PATRIMOINE : Le trafic de pierres continue de défigurer nos sites historiques

Le reportage que nous avons effectué sur le site archéologique du Moulin à Poudre à la mi-mars montrait déjà les traces fraîches des vols de pierres de taille qu’avait subis ce site, depuis qu’il était mis au jour par les chercheurs. Depuis, les voleurs sont retournés sur place pour s’en prendre à la section qui venait d’être découverte par les scientifiques. Leur commerce crapuleux à forte plus-value représente à l’inverse une perte irremplaçable pour les historiens et la valorisation culturelle de l’histoire nationale. Une loi est attendue, encore faudra-t-il qu’elle soit mise en oeuvre. Aussi, force est de constater que les moyens en ressources humaines ainsi qu’en mesures et équipements de protection des sites manquent cruellement.
Les techniciens du NHF et les nombreux bénévoles, majoritairement des étudiants de l’Université de Maurice, ont achevé leur dernière campagne de fouille au Moulin à Poudre à Pamplemousses à la mi-mars. Depuis, ils travaillent à analyser et interpréter le fruit de leurs découvertes sur ce site exceptionnel, autant par sa taille que par ce qu’il représente dans l’histoire de l’industrie militaire mise en place par les colons dans l’Isle de France de l’époque française. La campagne est terminée, mais les responsables de ces recherches font des visites hebdomadaires sur le site notamment pour veiller à leur préservation.
Au cours de l’une d’entre elles, le 23 mars dernier, ils ont découvert avec effroi que de nouveaux vols de pierres taillées et cette fois-ci également de pièces de ferronnerie d’époque, avaient été perpétrés, justement dans la section de la raffinerie qui venait d’être mise au jour grâce aux chercheurs et étudiants pour la plupart bénévoles qui ont participé à la dernière campagne de fouille. Les techniciens du NHF ne sont nullement étonnés lorsqu’ils découvrent ce type de forfait, mais le désoeuvrement et la colère les assaillent car ces vols anéantissent en quelques nuits des mois de travail accompli par ces équipes sur le terrain et dans les archives du pays.

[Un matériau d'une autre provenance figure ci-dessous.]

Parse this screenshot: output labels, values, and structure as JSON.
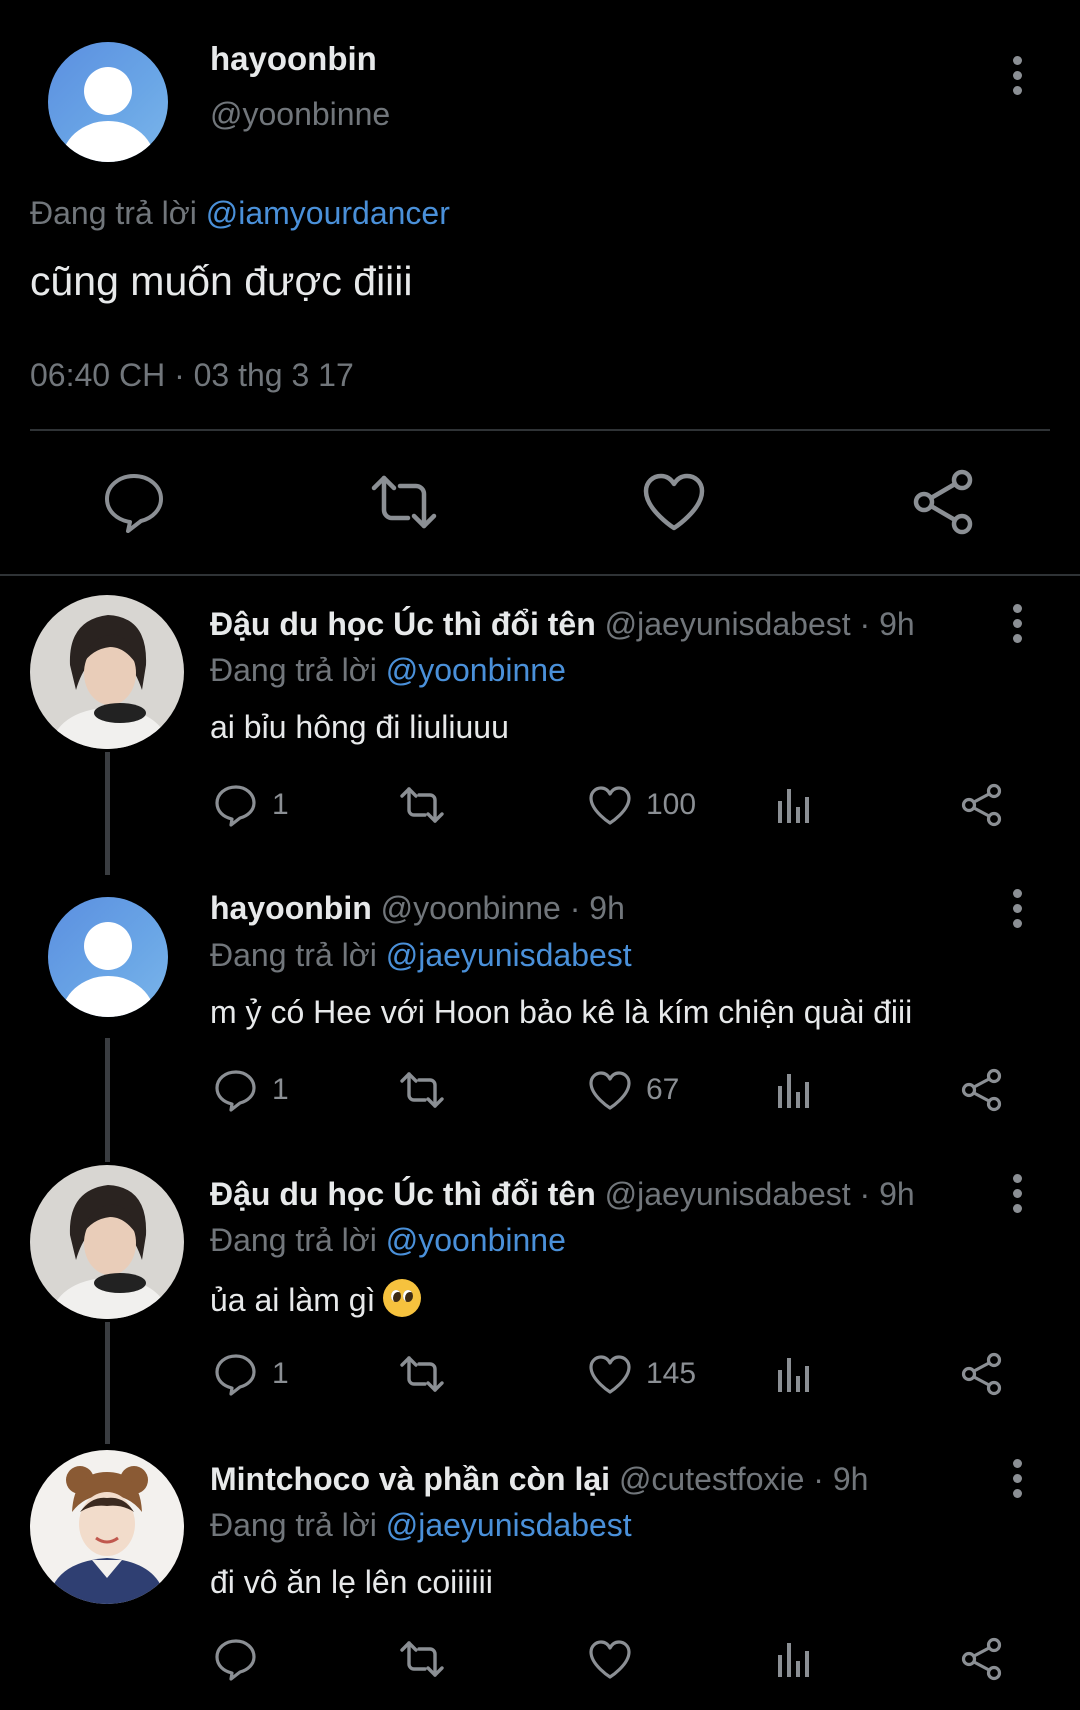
{
  "main_tweet": {
    "name": "hayoonbin",
    "handle": "@yoonbinne",
    "replying_prefix": "Đang trả lời",
    "replying_to": "@iamyourdancer",
    "text": "cũng muốn được điiii",
    "timestamp": "06:40 CH · 03 thg 3 17"
  },
  "replies": [
    {
      "name": "Đậu du học Úc thì đổi tên",
      "handle": "@jaeyunisdabest",
      "time": "· 9h",
      "replying_prefix": "Đang trả lời",
      "replying_to": "@yoonbinne",
      "text": "ai bỉu hông đi liuliuuu",
      "reply_count": "1",
      "like_count": "100"
    },
    {
      "name": "hayoonbin",
      "handle": "@yoonbinne",
      "time": "· 9h",
      "replying_prefix": "Đang trả lời",
      "replying_to": "@jaeyunisdabest",
      "text": "m ỷ có Hee với Hoon bảo kê là kím chiện quài điii",
      "reply_count": "1",
      "like_count": "67"
    },
    {
      "name": "Đậu du học Úc thì đổi tên",
      "handle": "@jaeyunisdabest",
      "time": "· 9h",
      "replying_prefix": "Đang trả lời",
      "replying_to": "@yoonbinne",
      "text": "ủa ai làm gì",
      "emoji": "pleading-face",
      "reply_count": "1",
      "like_count": "145"
    },
    {
      "name": "Mintchoco và phần còn lại",
      "handle": "@cutestfoxie",
      "time": "· 9h",
      "replying_prefix": "Đang trả lời",
      "replying_to": "@jaeyunisdabest",
      "text": "đi vô ăn lẹ lên coiiiiii",
      "reply_count": "",
      "like_count": ""
    }
  ],
  "colors": {
    "background": "#000000",
    "text": "#e7e9ea",
    "muted": "#71767b",
    "link": "#4a90d9",
    "divider": "#2f3336"
  },
  "icons": [
    "reply-icon",
    "retweet-icon",
    "like-icon",
    "share-icon",
    "analytics-icon",
    "more-icon"
  ]
}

Pour un commerce illicite très rarement puni, ou trop peu lorsqu’il l’est, ces forfaits portent atteinte à l’histoire de Maurice, au récit national qui fait le ciment de notre société et aux savoirs en devenir qui seront enseignés demain à nos enfants. Ces voleurs avilissent par un commerce juteux qui ne satisfait que leur inique cupidité, des pièces archéologiques dont la valeur est en réalité tout à fait inestimable, parce qu’historique et unique, et donc en aucun cas monnayable. Ces fripouilles insultent aussi par-delà les siècles les centaines d’esclaves qui ont taillé ces pierres et bâti ces édifices ainsi que ceux qui ont travaillé dans la seule manufacture de poudre à canon que comptait alors fin XVIIIe siècle, l’ensemble des colonies françaises. Les historiens savent que ce site militaro-industriel exceptionnel fournissait la flotte napoléonienne, et estiment qu’il approvisionnait peut-être l’ensemble des armées et colonies françaises.